For decades Negatron has (in addition to being a huge hypochondriac) has done what I call 'the sick voice'. The sick voice is this pathetic, laryngitis-having like whisper. The thing is that Negatron will deploy the sick voice to get sympathy and attention and then forget all about it and start talking normally about 5 minutes later.

About a month ago my bf came back from dropping something off at her place and was quite excited to tell me that he had finally experience the full sick voice act. He said when she answered the door he thought she had one foot in the grave and he actually felt sorry for her, she sounded absolutely terrible. Then within 5 minutes of her rattling on about something she forgot to keep it up and lapsed back into a miraculous recovery. He was pretty amazed to experience it first hand. It truly is  :stars:

alphaomega

Ohhh boy so I EVER understand.

It's an absolute manipulation.
Dream in Peace W.I. - you are free now...

Adrianna

Very familiar! It's a common tactic for attention. I've thought nana was dying countless times over the years. It's unbelievable unless you've experienced it and no one who has never had a pd family member could possibly understand.
Practice an attitude of gratitude.

lkdrymom

My father would call me and in his sick voice tell me he'd like to see me "one last time".  Never mind I was just there a couple days ago.  Or that I have heard the 'one last time' line at least 100 times.

p123

#5
Ha ha the sick voice. Not just me then....
Like everyone else usually stops within 5 mins when hes prattling on about some other rubbish!

His classic is phone calls:-
Me: "Hi Dad"
Dad: "I've been ill, I've had to call the doctor out"
Me: <here we go again>
Dad: "Doctor came and he said my chest was really bad and hes given me antibiotics"
Me: <jeez not again>

Trouble is, despite him abusing the system massively (both his GP and emergency services) and been warned about it, he still calls them and they come out. GP seems to give him antibiotics just to shut him up when theres nothing wrong with him. It annoys me so much. Its free in the UK but I wish it was like £5 or something because he'd never do it then!

Of course, all of this is meaning I'VE BEEN ILL AND YOU DIDN'T EVEN KNOW!!!!

p123

Quote from: Lillith65 on December 18, 2019, 01:06:19 PM
I've been happily NC with my APDM and UBPDS for 18 months. On the anniversary of my Dad's death in October, my APDM rang me and cried down the phone about the fact that I hadn't rung her, asked about my abusive ex-husband (whole other story there) and didn't ask me how I was once. It was all about her.

Today she rang crying and told me how sick she was with a chest infection (she has a history of pneumonia). She needed some medications from the chemist and felt too ill to go and go and get them. I (stupidly) said that I would get them and drop them off.

After severe anxiety and a conversation with my therapist, I decided to accept my partner's offer to do it for me. He dropped them off and when I asked how it went he told me that she looked absolutely fine, was dressed, looked well and clearly up and about, with no sign of any chest infection.

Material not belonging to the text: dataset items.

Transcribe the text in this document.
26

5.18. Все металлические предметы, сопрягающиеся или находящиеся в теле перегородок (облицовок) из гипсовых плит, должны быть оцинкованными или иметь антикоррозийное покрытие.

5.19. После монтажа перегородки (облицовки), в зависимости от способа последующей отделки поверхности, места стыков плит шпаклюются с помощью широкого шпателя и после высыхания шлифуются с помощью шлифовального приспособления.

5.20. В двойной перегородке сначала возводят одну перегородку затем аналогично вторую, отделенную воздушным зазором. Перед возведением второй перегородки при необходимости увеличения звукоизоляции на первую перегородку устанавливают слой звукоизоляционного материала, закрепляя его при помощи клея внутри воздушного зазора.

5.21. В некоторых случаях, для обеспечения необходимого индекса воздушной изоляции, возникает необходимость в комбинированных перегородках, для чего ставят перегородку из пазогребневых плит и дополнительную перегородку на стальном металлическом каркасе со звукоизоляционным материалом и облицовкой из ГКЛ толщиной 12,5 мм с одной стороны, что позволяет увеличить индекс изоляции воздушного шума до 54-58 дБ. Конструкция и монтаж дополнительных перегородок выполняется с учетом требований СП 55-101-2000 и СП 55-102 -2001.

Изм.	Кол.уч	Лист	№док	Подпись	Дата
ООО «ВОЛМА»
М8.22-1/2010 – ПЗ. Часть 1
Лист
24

It blows me away how manipulative she is. She clearly wanted me to visit so that she could tell me about how lonely, isolated and sick she is to draw me back into the nasty, sticky web.

Thank God for my lovely, sensible, generous and understanding partner.

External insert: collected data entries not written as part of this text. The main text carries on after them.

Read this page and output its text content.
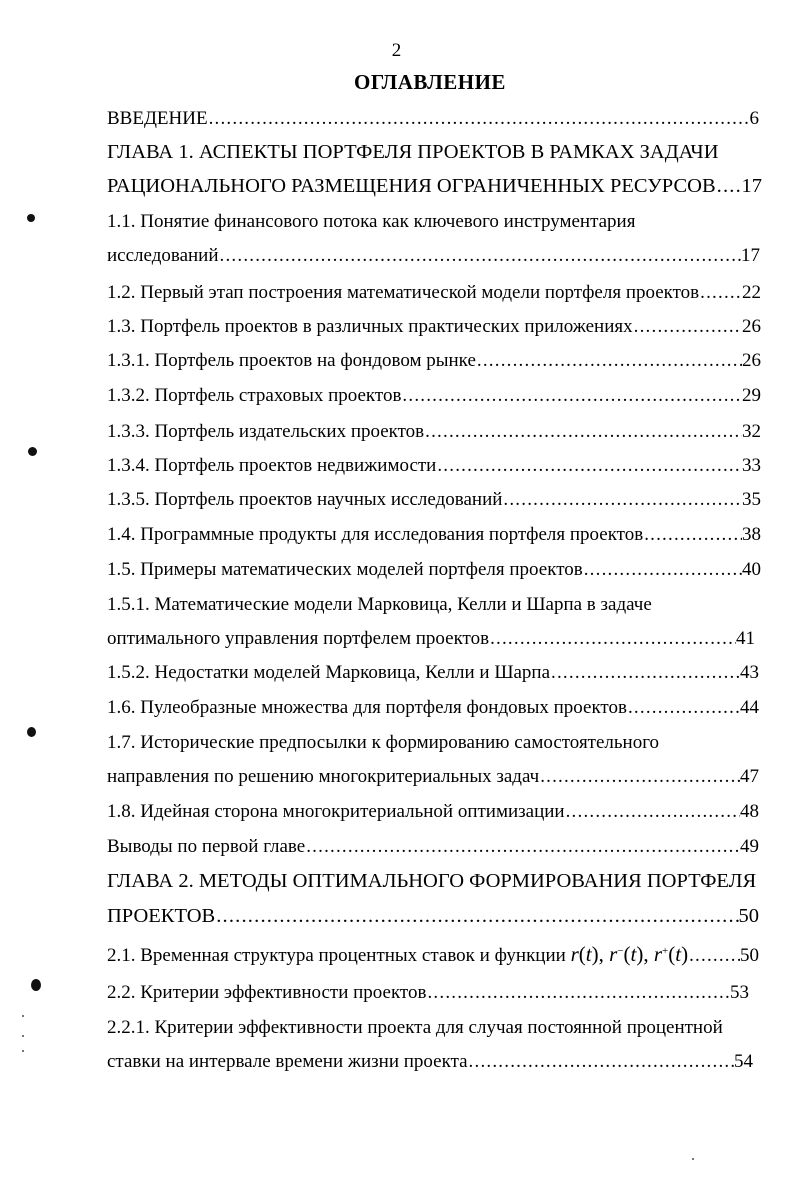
2
ОГЛАВЛЕНИЕ
ВВЕДЕНИЕ .....	6
ГЛАВА 1. АСПЕКТЫ ПОРТФЕЛЯ ПРОЕКТОВ В РАМКАХ ЗАДАЧИ
РАЦИОНАЛЬНОГО РАЗМЕЩЕНИЯ ОГРАНИЧЕННЫХ РЕСУРСОВ ..... 17
1.1. Понятие финансового потока как ключевого инструментария
исследований .....	17
1.2. Первый этап построения математической модели портфеля проектов ..... 22
1.3. Портфель проектов в различных практических приложениях .....	26
1.3.1. Портфель проектов на фондовом рынке .....	26
1.3.2. Портфель страховых проектов .....	29
1.3.3. Портфель издательских проектов .....	32
1.3.4. Портфель проектов недвижимости .....	33
1.3.5. Портфель проектов научных исследований .....	35
1.4. Программные продукты для исследования портфеля проектов .....	38
1.5. Примеры математических моделей портфеля проектов .....	40
1.5.1. Математические модели Марковица, Келли и Шарпа в задаче
оптимального управления портфелем проектов .....	41
1.5.2. Недостатки моделей Марковица, Келли и Шарпа .....	43
1.6. Пулеобразные множества для портфеля фондовых проектов .....	44
1.7. Исторические предпосылки к формированию самостоятельного
направления по решению многокритериальных задач .....	47
1.8. Идейная сторона многокритериальной оптимизации .....	48
Выводы по первой главе .....	49
ГЛАВА 2. МЕТОДЫ ОПТИМАЛЬНОГО ФОРМИРОВАНИЯ ПОРТФЕЛЯ
ПРОЕКТОВ .....	50
2.1. Временная структура процентных ставок и функции r(t), r−(t), r+(t) .....	50
2.2. Критерии эффективности проектов .....	53
2.2.1. Критерии эффективности проекта для случая постоянной процентной
ставки на интервале времени жизни проекта .....	54
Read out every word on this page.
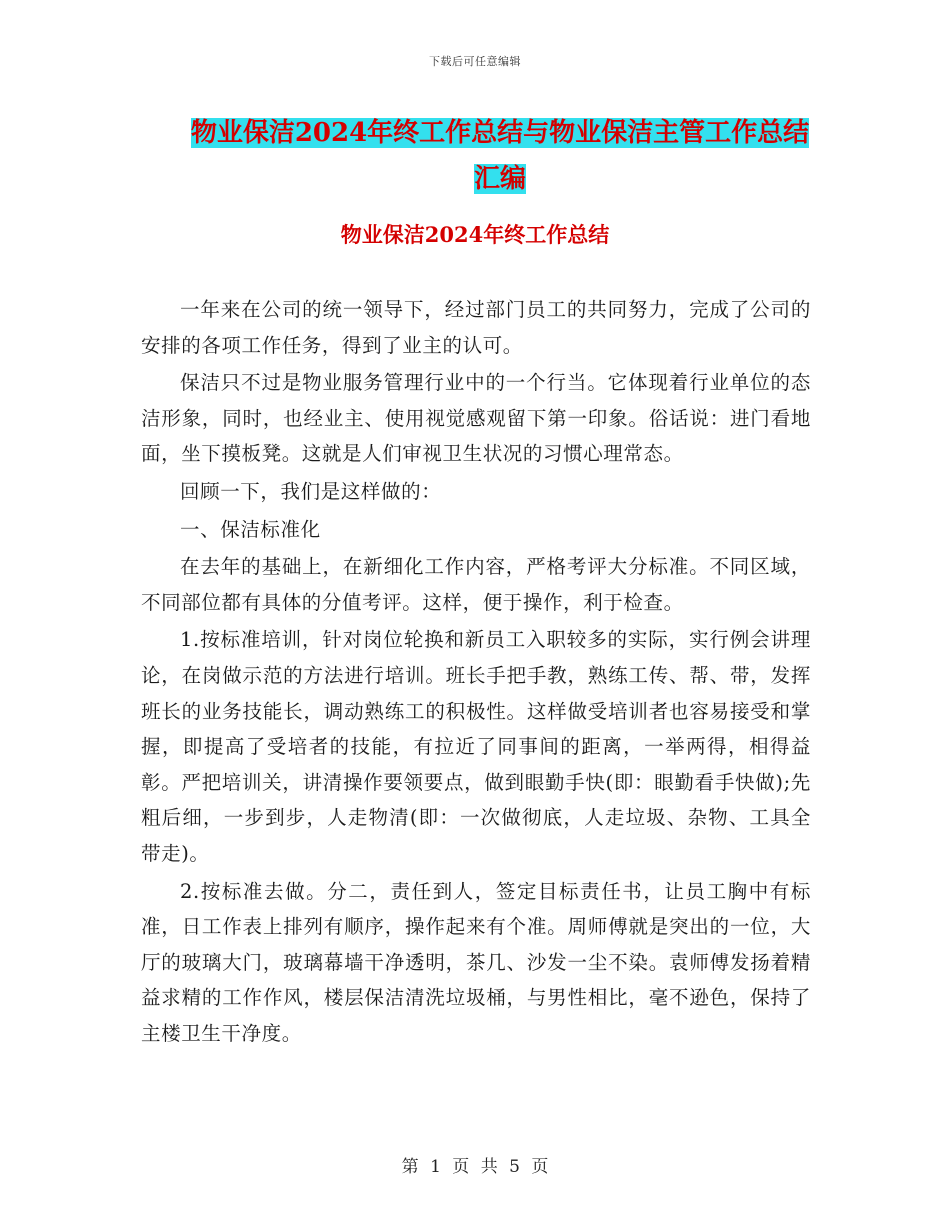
下载后可任意编辑
物业保洁2024年终工作总结与物业保洁主管工作总结
汇编
物业保洁2024年终工作总结

一年来在公司的统一领导下，经过部门员工的共同努力，完成了公司的安排的各项工作任务，得到了业主的认可。

保洁只不过是物业服务管理行业中的一个行当。它体现着行业单位的态洁形象，同时，也经业主、使用视觉感观留下第一印象。俗话说：进门看地面，坐下摸板凳。这就是人们审视卫生状况的习惯心理常态。

回顾一下，我们是这样做的：

一、保洁标准化

在去年的基础上，在新细化工作内容，严格考评大分标准。不同区域，不同部位都有具体的分值考评。这样，便于操作，利于检查。

1.按标准培训，针对岗位轮换和新员工入职较多的实际，实行例会讲理论，在岗做示范的方法进行培训。班长手把手教，熟练工传、帮、带，发挥班长的业务技能长，调动熟练工的积极性。这样做受培训者也容易接受和掌握，即提高了受培者的技能，有拉近了同事间的距离，一举两得，相得益彰。严把培训关，讲清操作要领要点，做到眼勤手快(即：眼勤看手快做);先粗后细，一步到步，人走物清(即：一次做彻底，人走垃圾、杂物、工具全带走)。

2.按标准去做。分二，责任到人，签定目标责任书，让员工胸中有标准，日工作表上排列有顺序，操作起来有个准。周师傅就是突出的一位，大厅的玻璃大门，玻璃幕墙干净透明，茶几、沙发一尘不染。袁师傅发扬着精益求精的工作作风，楼层保洁清洗垃圾桶，与男性相比，毫不逊色，保持了主楼卫生干净度。

第 1 页 共 5 页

I just wish that I could have said NO! NO! NO!

Maybe next time!

Fair play to your partner!

Good call that one. Can imagine her face when your partner knocked the door and she realised the scam to get you there hadn't worked...

Andeza

There's no end of these unfortunately. It's a good thing you didn't go, because if you had, she'd have figured out a way to make you go at the drop of a hat all the flippin' time. Once they find a button that works they just keep pressing it, like a naughty kid in an elevator.

Next time, you can do it! You can say no! She can figure something else out, especially if you're more or less NC. I highly recommend going back under the umbrella of NC, and maybe block her from calling you? Might make things a little easier.

Remember, that there are no real deadlines for life, just society's pressures.      - Anonymous
Lasting happiness is not something we find, but rather something we make for ourselves.